Diese Erkenntnis führt zu einer Distanzierung der psychischen Muster und kann einen beim nächsten Mal etwas entspannter reagieren lassen. Im Laufe der Zeit wird man sich seiner Stressauslöser immer bewusster und kann gezielt sein Verhalten ändern. Das verändert die Wahrnehmung auf das Umfeld sowie den Kollegen und man kann sich bewusster entscheiden, wie man handeln möchte.
Wenn der unbewusste Stress nicht mehr das Handeln und die Gefühlswelt bestimmt, hat man die Freiheit und Energie sein Handeln in die Themen zu investieren, die einen begeistern und positiv vorantreiben. Der Stress macht der Begeisterung Platz.
Emotionale Intelligenz
Die Fähigkeit eigene und fremde Gefühle (korrekt) wahrzunehmen, zu verstehen und zu beeinflussen, ist die Grundlage für eine reibungslose Kommunikation und Zusammenarbeit. Eben diese Fähigkeit verstehen wir als Emotionale Intelligenz. Der fachlich beste Mitarbeiter scheitert als Führungskraft, wenn es ihm an Emotionaler Intelligenz fehlt. Es zählen nicht nur kognitive und akademische Fähigkeiten als Voraussetzung für den Erfolg im Leben.
Betrachtet man erfolgreiche Führungspersönlichkeiten findet man bei ihnen eine hoch ausgeprägte Emotionale Intelligenz. Man beobachtet eine große Klarheit und Selbstvertrauen, die Fähigkeit andere emotional zu erreichen und zu begeistern sowie eine ausgeprägte Führungsstärke. Gleichzeitig führt Emotionale Intelligenz zu einer Ausgeglichenheit, einer inneren Ruhe und hohen Resilienz.

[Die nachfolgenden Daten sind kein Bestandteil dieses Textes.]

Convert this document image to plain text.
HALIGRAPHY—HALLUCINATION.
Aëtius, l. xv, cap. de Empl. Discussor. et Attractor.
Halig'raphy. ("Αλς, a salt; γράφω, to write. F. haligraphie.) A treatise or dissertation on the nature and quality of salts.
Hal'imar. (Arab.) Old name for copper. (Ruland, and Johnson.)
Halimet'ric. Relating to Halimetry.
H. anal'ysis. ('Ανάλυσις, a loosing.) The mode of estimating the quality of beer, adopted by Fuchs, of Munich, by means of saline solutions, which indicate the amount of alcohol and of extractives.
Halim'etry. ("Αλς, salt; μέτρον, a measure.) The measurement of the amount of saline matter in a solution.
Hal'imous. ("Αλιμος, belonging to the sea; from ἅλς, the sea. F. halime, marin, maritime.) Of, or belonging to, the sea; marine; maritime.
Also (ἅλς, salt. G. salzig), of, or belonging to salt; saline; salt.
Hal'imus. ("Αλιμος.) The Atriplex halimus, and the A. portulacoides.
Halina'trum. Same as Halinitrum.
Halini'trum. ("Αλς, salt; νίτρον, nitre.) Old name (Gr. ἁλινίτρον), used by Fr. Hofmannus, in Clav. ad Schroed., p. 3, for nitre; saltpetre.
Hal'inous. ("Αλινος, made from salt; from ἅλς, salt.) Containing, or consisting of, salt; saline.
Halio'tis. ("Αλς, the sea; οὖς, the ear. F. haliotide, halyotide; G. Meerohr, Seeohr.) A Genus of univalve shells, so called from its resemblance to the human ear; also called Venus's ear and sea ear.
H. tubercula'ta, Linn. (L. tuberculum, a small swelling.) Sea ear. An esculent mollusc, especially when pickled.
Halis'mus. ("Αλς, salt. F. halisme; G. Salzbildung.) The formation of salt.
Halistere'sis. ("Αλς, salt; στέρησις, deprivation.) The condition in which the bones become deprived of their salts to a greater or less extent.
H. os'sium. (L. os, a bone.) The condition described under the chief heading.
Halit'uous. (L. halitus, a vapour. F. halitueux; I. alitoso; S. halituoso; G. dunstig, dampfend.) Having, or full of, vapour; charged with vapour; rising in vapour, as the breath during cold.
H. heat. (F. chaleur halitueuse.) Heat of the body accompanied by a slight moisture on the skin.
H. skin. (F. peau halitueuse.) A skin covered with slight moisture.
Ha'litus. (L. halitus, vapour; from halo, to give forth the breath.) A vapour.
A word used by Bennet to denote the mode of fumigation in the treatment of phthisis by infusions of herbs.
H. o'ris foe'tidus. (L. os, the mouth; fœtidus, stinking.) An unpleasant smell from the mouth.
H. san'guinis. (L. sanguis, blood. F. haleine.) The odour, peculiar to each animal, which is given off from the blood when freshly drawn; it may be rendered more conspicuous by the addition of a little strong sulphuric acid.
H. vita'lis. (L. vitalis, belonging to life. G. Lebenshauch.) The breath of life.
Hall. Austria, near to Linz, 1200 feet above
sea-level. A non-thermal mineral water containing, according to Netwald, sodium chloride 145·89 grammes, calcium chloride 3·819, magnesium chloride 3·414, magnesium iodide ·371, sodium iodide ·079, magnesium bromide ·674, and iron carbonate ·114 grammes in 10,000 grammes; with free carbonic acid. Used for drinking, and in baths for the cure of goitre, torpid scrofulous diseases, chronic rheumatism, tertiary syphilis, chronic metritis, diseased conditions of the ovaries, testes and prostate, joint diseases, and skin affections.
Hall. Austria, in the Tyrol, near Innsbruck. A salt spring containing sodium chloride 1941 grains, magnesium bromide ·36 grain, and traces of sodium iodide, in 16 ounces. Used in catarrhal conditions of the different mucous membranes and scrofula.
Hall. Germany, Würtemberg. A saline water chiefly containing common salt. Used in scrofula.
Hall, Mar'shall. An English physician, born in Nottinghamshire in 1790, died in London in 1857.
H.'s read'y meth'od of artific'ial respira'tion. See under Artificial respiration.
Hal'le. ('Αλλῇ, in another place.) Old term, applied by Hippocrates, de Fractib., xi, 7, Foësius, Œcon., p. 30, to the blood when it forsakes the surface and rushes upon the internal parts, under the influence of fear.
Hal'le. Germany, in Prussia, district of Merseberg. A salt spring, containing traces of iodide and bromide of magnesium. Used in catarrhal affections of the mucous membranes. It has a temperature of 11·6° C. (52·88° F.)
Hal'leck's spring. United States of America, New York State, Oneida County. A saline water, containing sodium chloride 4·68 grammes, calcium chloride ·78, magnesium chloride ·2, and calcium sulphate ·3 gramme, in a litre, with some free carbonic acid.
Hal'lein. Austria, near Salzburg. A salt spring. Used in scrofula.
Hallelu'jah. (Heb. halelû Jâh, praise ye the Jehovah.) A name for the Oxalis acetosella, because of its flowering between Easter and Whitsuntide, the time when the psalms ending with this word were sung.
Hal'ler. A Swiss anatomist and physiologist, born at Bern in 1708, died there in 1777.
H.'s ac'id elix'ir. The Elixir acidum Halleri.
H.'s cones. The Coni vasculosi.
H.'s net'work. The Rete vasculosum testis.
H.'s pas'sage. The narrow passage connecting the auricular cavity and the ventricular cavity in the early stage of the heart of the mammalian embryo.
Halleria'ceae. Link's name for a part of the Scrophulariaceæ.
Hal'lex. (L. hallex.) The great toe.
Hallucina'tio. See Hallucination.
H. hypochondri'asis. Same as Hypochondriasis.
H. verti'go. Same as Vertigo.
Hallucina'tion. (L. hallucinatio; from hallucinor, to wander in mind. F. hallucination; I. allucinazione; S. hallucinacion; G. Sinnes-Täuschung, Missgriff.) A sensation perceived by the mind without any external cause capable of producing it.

Die gute Nachricht ist: Emotionale Intelligenz kann man lernen!
Wie machen es andere?
In seinem Buch „Search inside yourself“ beschreibt der Google Manager Chade-Meng Tan die Prinzipien und Ansätze des erfolgreichsten Mitarbeiterentwicklungsprogramms bei Google. Im Kern besteht dieses Trainingsprogramm aus den Konzepten von Achtsamkeitstraining, Selbsterkenntnis und dem Training der geistigen Gewohnheiten, zur Stärkung der Emotionalen Intelligenz. Im Search Inside Yourself Leadership Institute bietet Chade-Meng Tan mit seinem Team diese Erfahrungen auch außerhalb von Google an.

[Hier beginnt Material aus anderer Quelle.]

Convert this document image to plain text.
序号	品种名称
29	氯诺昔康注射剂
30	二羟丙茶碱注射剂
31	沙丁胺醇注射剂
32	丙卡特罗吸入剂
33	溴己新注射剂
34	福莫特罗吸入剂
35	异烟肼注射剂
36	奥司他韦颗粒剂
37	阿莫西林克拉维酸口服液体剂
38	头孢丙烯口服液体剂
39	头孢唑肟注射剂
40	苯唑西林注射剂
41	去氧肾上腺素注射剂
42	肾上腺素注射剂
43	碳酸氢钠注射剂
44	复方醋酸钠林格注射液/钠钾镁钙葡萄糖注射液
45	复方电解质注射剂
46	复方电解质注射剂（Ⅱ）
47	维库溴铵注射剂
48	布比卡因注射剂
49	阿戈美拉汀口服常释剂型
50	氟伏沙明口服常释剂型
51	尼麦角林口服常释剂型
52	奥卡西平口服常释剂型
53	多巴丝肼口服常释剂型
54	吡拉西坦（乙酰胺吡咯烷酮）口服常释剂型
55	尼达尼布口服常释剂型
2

Als weiteres Beispiel, bietet SAP seit 2012 achtsamkeitsbasierte Trainings, nach dem Vorbild von Googles Search Inside Yourself Programm sowie eine Vielzahl von Angeboten zum regelmäßigen Praktizieren unter dem Programm „Global Mindfulness Practice“ [2], an.
Diese Firmen haben für sich erkannt, dass ein achtsamer, zufriedener und kreativer Mitarbeiter schließlich auch erfolgreicher ist.
Fazit
Achtsamkeit ist kein spiritueller Trend. Es geht um die bewusste Wahrnehmung des eigenen Denkens, Fühlens und Handelns, um auch in Stresssituationen bewusst handeln zu können. Wer sich regelmäßig in Achtsamkeit übt, wird zufriedener, kreativer und entdeckt in sich den begeisterten und erfolgreichen Menschen, der schon immer in ihm schlummerte.
Bereits 2 Minuten Achtsamkeit am Tag können dein Leben verändern!
[1] Chade-Meng Tan, Search Inside Yourself: Optimiere dein Leben durch Achtsamkeit, Goldmann Verlag, S. 53
[2] Torsten Falk: „Achtsamkeitstraining: Klar im Kopf“, unter: http://news.sap.com/germany/klar-im-kopf/
One response
Danke Oliver für diesen Beitrag! Deine Gedanken zum Thema Stress und ignorierten Gefühlen treffen den Nagel auf den Kopf.